The Red Cross, Council member Margaret Chin’s office and Asian Americans for Equality, a community group, have been working to find temporary housing for the 17 or so families, who have been staying in a hotel in Brooklyn since the fire last week, which sent eight civilians and four firefighters to the hospital with injuries. While the city’s Housing Preservation and Development office normally steps in to offer longer-term temporary housing, the process has been hindered by a vacate order slapped on the six-story walkup building by the Department of Buildings, which prevents any of the residents from returning home to collect the various documents required to sign up for HPD housing, according to Chin’s office.
Further complicating matters are the facts that many residents speak only Fujianese, a Chinese dialect in which city forms are not readily available in translation, as well as changing counts of exactly how many residents lived there. Authorities have said the building appeared to have been subdivided into multiple partitioned spaces that were not sanctioned by city codes.
The building department’s vacate order cites “damage by bug bomb explosion and compromised egress” and “illegal work without a permit.”
Investigators have said the fire was caused by a tenant in a first-floor apartment setting off 40 aerosol cans of insecticide in one small space over the course of two days, while failing to extinguish the pilot light on a stove, which ignited the highly flammable substance. (Read The New York Times‘ detailed report about the bug bombs, including an interview with Timothy Wong of the LES business M&M Pest Control, here.)

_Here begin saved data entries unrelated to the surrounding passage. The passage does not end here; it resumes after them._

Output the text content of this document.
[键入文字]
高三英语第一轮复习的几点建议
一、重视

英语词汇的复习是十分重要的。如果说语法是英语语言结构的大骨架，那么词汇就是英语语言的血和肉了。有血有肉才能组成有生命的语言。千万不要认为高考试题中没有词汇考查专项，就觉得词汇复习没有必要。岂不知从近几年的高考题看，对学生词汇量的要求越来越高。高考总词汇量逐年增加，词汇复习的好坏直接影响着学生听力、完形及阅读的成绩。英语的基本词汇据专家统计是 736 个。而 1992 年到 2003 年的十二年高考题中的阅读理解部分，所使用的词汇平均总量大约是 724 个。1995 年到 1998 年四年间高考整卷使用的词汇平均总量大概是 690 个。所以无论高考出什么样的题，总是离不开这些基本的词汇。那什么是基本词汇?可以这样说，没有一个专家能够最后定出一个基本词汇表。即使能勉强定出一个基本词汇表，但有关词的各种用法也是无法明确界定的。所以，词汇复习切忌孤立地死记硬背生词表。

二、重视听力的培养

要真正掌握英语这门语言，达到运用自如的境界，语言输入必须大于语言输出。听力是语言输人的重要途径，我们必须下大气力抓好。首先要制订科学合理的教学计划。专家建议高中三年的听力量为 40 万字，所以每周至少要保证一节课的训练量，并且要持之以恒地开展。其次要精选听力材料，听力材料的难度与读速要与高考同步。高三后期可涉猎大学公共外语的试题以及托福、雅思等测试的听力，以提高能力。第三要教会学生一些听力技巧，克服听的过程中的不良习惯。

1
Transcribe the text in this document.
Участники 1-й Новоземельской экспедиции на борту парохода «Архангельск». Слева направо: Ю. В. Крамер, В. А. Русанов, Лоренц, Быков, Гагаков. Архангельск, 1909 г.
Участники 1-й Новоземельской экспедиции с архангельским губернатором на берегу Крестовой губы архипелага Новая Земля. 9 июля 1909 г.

The explosion, which happened about 12:45 p.m. Thursday, caused a partial collapse of the building and drew a storm of fire and emergency personnel who rescued residents from upper floors using ladder trucks. It’s unclear when residents might be allowed to return home to collect their belongings, a representative with Chin’s office said. Advocates are working to have their hotel stay funded for a few more days, until another solution can be found.